Baroness Symons, a minister in the British Foreign Office, called in Israel's ambassador to Britain, Zvi Shtauber, to express the government's concern over the killing.
She told Shtauber that while Britain believed Israel had a right to defend itself, its actions should stay within international law, the Foreign Office said.
EU foreign policy chief Javier Solana called it "very, very bad news for the peace process."
German Foreign Minister Joschka Fischer said he was "deeply concerned about the possible consequences," such as an escalation of violence.

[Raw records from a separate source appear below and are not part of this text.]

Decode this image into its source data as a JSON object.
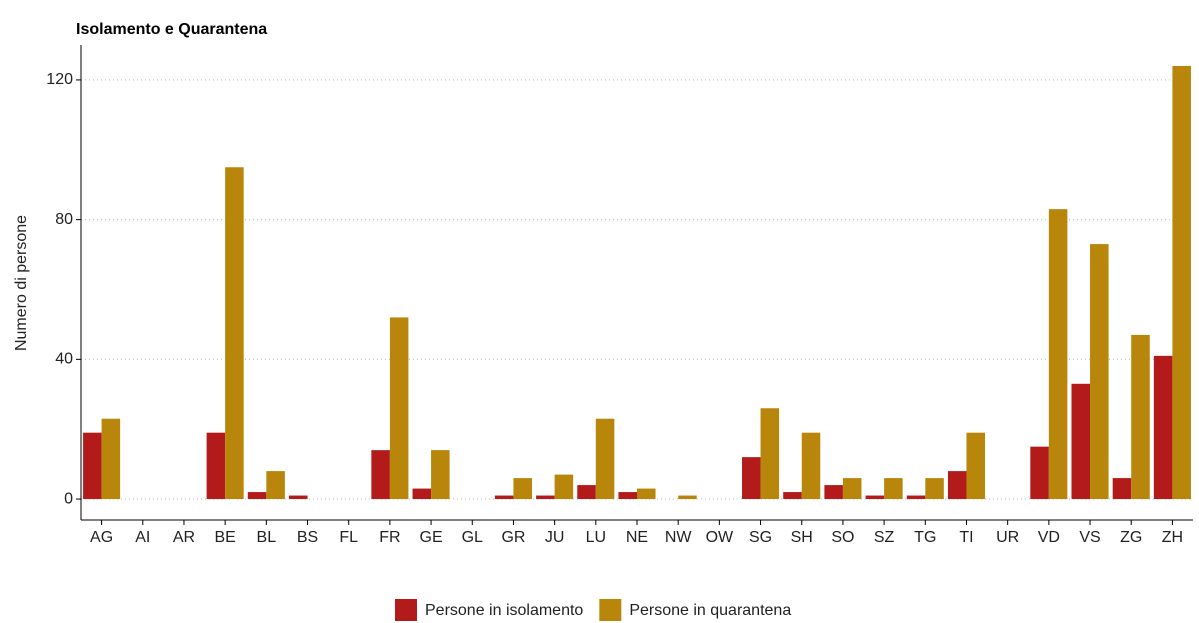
{
  "chart_data": {
    "type": "bar",
    "title": "Isolamento e Quarantena",
    "y_label": "Numero di persone",
    "categories": [
      "AG",
      "AI",
      "AR",
      "BE",
      "BL",
      "BS",
      "FL",
      "FR",
      "GE",
      "GL",
      "GR",
      "JU",
      "LU",
      "NE",
      "NW",
      "OW",
      "SG",
      "SH",
      "SO",
      "SZ",
      "TG",
      "TI",
      "UR",
      "VD",
      "VS",
      "ZG",
      "ZH"
    ],
    "series": [
      {
        "name": "Persone in isolamento",
        "color": "#b31b1b",
        "values": [
          19,
          0,
          0,
          19,
          2,
          1,
          0,
          14,
          3,
          0,
          1,
          1,
          4,
          2,
          0,
          0,
          12,
          2,
          4,
          1,
          1,
          8,
          0,
          15,
          33,
          6,
          41
        ]
      },
      {
        "name": "Persone in quarantena",
        "color": "#b8860b",
        "values": [
          23,
          0,
          0,
          95,
          8,
          0,
          0,
          52,
          14,
          0,
          6,
          7,
          23,
          3,
          1,
          0,
          26,
          19,
          6,
          6,
          6,
          19,
          0,
          83,
          73,
          47,
          124
        ]
      }
    ],
    "ylim": [
      -6,
      130
    ],
    "yticks": [
      0,
      40,
      80,
      120
    ],
    "grid": true,
    "legend": "bottom"
  }
}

French Foreign Minister Dominique de Villepin (search) said the killing "amplifies the cycle of violence."
De Villepin urged Palestinians and Israelis to recommit to the peace process that is jointly endorsed by the United States, Russia, the European Union and the United Nations and foresees a Palestinian state alongside Israel. Yassin's Hamas opposes that effort and is committed to destroying the Jewish state and replacing it with an Islamic one.
Danish Foreign Minister Per Stig Moeller said the EU has long opposed "extra-judicial killings."
He said that reviving the peace process will not be any "easier when you have killings like that going on in Gaza. Terror and violence is not the way ahead."
Norwegian Foreign Minister Jan Petersen urged both sides to curtail violence and implement the U.S.-backed "road map" plan for Mideast peace.
"This act will contribute to increased tensions in the area and will make it more difficult to implement the road map for peace and a possible Israeli withdrawal from Gaza," he said.